In no more than 3 pages, summarize the main findings of your exploratory analysis, referring to specific plots and summary statistics where necessary. In addition, describe your plans for building models to address important research questions, including which variables will be important to consider in light of your exploratory analyses. This report should be meaningful and readable to someone familiar with statistics but unfamiliar with your particular research topic and dataset (i.e. your professor). Give concise but precise statements interpreting your plots, tables, summary statistics, etc. – in the context of your data set and research question you pose. Avoid vague terms like “this data”, “these results”, etc. Also avoid cryptic variable names that you may have used in R. A report like this might be something you’d share with collaborators or store as a reference as you proceed with your analysis.

  1. The Main Body of your EDA report should follow these guidelines:
    • No more than 3 pages
    • Be submitted as a word document or PDF and include no code.
    • Begin with a short paragraph introducing your project and primary research questions. (This introduction will be expanded into several paragraphs for the final paper.)
    • Your next paragraph should be about your data. You should address where it’s from, how the study was conducted, and whether it contains a representative sample of the population you’re interested in.
    • Use your graphical and numerical summaries to tell a story, supporting your conclusions with plots, tables, and summary statistics. Weave numerical summaries and graphs seamlessly into your text.
    • You do not need to include EVERY plot or table you made in the report but include at least 2 interesting plots/tables (if not more!). Name each figure (e.g. Figure 1) so they are easily referred to in your report. These exploratory plots/tables don’t have to be perfect in terms of titles and labels, but for your final paper it is essential that your figures have (meaningful) captions and axis labels!
    • Preview directions you plan to go with modeling. What models will you begin by fitting, and what variables will be involved. This should be the last paragraph of the report.
    • Write well! Complete sentences, good flow, proper grammar, etc.
  2. Your EDA report should also include an Annotated Appendix and References section (not included in the 3 page limit) which include these elements:
    • Clear definitions of important variables and the (properly cited) source of the data.
    • Tables and figures that are informative but were not referenced specifically in the main report. Include a short annotation – one or two sentences on what they show.
    • A citation for each reference article (in a standard format) you included in your proposal. Also include a link, if appropriate.
  3. All of the code you used to generate the plots and graphs for this EDA should be included in your previous checkpoint. However, you are welcome to make changes. If you do, please re-upload the code and HTML file to Checkpoint VIII so I can reference it if I need to.

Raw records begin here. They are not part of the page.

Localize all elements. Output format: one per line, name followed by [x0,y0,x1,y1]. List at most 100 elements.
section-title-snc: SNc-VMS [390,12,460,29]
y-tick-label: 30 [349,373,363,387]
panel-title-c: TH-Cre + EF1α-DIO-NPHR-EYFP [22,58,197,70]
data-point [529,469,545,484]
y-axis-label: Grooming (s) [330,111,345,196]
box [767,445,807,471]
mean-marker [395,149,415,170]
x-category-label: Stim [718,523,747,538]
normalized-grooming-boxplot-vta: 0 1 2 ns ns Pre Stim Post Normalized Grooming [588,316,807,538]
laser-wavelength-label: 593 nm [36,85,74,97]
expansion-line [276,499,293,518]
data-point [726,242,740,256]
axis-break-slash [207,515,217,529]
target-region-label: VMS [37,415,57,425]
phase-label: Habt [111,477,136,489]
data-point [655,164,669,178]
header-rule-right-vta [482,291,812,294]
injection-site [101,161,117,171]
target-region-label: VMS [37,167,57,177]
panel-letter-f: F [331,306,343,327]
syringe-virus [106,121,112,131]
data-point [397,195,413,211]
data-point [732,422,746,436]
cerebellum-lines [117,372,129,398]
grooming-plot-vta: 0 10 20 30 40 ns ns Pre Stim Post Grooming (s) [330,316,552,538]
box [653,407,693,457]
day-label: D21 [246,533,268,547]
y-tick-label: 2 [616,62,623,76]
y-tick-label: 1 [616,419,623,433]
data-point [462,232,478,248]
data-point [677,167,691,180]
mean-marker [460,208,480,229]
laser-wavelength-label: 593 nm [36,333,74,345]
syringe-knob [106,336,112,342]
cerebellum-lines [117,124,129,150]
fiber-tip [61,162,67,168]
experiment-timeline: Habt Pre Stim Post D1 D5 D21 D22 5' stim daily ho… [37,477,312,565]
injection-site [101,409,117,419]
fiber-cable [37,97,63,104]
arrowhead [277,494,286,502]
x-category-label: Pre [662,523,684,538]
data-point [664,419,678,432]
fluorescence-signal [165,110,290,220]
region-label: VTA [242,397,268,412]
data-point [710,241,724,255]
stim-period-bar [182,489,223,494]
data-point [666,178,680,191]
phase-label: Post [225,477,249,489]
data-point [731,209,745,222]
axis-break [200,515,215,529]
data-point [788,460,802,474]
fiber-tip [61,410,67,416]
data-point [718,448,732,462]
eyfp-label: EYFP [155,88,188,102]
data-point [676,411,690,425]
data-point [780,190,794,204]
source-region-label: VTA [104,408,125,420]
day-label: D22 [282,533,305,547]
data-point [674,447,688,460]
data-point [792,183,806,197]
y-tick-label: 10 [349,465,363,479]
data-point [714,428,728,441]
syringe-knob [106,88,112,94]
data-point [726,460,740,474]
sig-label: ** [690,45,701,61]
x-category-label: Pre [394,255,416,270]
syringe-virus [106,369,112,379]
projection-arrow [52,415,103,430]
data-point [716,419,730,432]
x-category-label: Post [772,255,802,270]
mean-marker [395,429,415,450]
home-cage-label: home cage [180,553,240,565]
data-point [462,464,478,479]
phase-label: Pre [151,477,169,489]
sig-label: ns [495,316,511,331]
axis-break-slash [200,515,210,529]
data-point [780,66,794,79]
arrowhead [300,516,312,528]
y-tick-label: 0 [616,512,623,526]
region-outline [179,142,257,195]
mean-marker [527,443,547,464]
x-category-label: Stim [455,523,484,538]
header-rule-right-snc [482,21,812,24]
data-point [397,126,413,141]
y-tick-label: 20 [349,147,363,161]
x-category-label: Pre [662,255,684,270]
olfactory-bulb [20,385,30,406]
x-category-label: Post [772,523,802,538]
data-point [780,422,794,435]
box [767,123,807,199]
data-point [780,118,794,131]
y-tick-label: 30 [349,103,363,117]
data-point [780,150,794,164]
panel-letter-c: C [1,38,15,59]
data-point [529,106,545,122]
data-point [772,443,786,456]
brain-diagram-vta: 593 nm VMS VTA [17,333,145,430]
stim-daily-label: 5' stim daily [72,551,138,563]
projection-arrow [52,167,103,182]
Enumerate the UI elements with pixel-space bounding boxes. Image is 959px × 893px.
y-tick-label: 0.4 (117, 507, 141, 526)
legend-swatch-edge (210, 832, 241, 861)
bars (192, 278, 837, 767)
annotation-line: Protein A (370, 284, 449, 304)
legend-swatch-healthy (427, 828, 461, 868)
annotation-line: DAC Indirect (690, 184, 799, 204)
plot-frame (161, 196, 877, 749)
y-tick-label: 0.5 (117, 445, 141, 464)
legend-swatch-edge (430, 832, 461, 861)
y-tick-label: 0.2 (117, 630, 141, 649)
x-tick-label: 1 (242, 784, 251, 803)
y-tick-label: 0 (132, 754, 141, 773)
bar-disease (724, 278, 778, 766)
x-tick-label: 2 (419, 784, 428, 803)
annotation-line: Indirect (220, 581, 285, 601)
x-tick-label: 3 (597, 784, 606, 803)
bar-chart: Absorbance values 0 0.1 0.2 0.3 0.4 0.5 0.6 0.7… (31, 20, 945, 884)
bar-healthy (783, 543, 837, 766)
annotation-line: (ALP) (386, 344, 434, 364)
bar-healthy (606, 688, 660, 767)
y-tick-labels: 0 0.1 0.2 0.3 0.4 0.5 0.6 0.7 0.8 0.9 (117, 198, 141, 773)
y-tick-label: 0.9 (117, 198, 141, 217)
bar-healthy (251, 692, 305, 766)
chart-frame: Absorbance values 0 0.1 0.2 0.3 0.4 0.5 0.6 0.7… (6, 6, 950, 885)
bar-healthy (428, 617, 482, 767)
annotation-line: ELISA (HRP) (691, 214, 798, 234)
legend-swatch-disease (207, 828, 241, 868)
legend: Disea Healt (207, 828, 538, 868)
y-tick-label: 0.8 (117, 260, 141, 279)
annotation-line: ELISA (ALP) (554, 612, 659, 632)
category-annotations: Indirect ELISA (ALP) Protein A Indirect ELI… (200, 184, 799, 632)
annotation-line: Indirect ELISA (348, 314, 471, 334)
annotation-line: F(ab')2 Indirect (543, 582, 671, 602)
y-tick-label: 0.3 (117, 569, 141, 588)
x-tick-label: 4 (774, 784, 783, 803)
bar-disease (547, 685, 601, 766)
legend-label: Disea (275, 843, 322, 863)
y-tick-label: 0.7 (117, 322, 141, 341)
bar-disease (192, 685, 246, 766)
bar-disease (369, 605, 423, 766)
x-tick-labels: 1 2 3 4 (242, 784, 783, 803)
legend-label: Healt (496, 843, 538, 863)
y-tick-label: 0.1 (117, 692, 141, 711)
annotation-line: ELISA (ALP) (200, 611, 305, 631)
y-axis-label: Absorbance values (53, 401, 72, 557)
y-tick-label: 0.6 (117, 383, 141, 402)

Checkpoint X: Poster Presentation

The following is from Passion-Driven Statistics:

You have conducted a quantitative research project. Now you will learn how to present your results as a research poster and presentation. Posters offer the opportunity to engage with an audience and to meaningfully disseminate your research findings to others.

Learn keys to a successful poster presentation. Consider your audience and frame your research question and results in an understandable and interesting way. Understand you should be brief, use large font size, and incorporate graphics instead of text whenever possible. See how being clear and concise with a logical layout will ensure the viewing experience is intellectually and aesthetically satisfying for your audience. Click HERE to a watch the video lesson.

You will create a 3 column, 40” X 36” poster including an introduction, research questions, methods, results, and discussion.

Deliverables: Your poster, to be turned in on Canvas, will be a PDF. A rubric can be found here and poster template can be found on Canvas.

Checkpoint XI: Supplementary Report

Your supplementary report should… wait for it… supplment your poster presentation.

Deliverables: Your Supplementary Report report, to be turned in on Canvas, should be created in Canvas. A rubric can be found here.